20220702

a prelude for july

Traditionally July is about the time that Summer finishes her morning coffee and gets going in earnest; the clouds part and the occasional summer rains vanish and for several months she is the unquestioned queen of the region. This year . . . it's hard to say whether it will be a return to form, but the extended forecast certainly suggests it will take a bit longer than usual to get there. I can only hope that this will indeed dampen the threat of wildfires, which so often start around the fourth of July weekend.

Summer is an interesting time of year. I often wonder how much of our association of summer with vacations stems from the school year; or perhaps it's the reverse, that children get a summer break because summer is the time we go on holiday. But there's a poetry there, the endless days listing lazily in the summer sun, that period of time when doing nothing is the thing you want to be doing. Does our culture celebrate summer this way because of some intrinsic quality of the season, or do we think of the season this way because of our celebrations?

Some days I miss when I could enjoy a July 4th barbecue and fireworks show. It's hard to think of our dying empire now without regret, as its institutions bleed and die and those whose theoretical job it is to at least staunch the bleeding are too busy worrying what sort of precedent it would set to apply gauze to a gushing wound. But even before the death of our empire was so obvious, the excessive patriotism of it all, the callousness of fireworks to those who are sensitive to it (and to the environmental damage it causes) . . . it's hard to enjoy it, even if the individual trappings of a barbecue are something I will always find enjoyable.

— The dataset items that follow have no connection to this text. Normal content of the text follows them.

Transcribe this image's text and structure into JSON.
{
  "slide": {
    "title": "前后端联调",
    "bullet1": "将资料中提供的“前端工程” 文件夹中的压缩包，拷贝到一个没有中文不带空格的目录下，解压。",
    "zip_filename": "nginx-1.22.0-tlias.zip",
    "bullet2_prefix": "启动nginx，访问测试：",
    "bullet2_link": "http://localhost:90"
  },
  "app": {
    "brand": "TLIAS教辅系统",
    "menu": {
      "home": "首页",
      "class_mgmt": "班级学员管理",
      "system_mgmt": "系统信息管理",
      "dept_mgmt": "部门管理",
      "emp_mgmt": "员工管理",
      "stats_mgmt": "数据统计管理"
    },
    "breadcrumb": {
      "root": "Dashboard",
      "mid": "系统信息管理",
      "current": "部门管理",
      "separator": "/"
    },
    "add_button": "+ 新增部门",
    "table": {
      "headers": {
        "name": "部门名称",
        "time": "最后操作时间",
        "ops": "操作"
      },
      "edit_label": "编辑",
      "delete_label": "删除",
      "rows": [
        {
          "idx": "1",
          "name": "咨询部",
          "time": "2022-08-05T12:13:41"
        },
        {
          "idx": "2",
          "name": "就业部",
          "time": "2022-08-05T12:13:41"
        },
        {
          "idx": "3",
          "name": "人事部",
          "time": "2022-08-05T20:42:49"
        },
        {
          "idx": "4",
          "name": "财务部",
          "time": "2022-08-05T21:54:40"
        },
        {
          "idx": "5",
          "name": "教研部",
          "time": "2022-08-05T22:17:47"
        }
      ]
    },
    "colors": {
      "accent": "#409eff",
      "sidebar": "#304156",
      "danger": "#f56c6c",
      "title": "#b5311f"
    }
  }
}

There is an impulse, I think, to try to go back to the times when we could enjoy things without consciousness of their problems within the context of the world we live in. So much reactionary thought, especially online, is a fear that we will lose our innocence if we continue to learn. That it is better to watch the fireworks than to worry that somewhere nearby, someone with PTSD will be unable to enjoy their evening because of the sounds. That it is better to celebrate the concept of America than to contemplate what America is.

Still, here in Seattle, for many people, this is the official start of the summer, however listless she may be this year. And even if it is far from my favorite season I like to celebrate them all.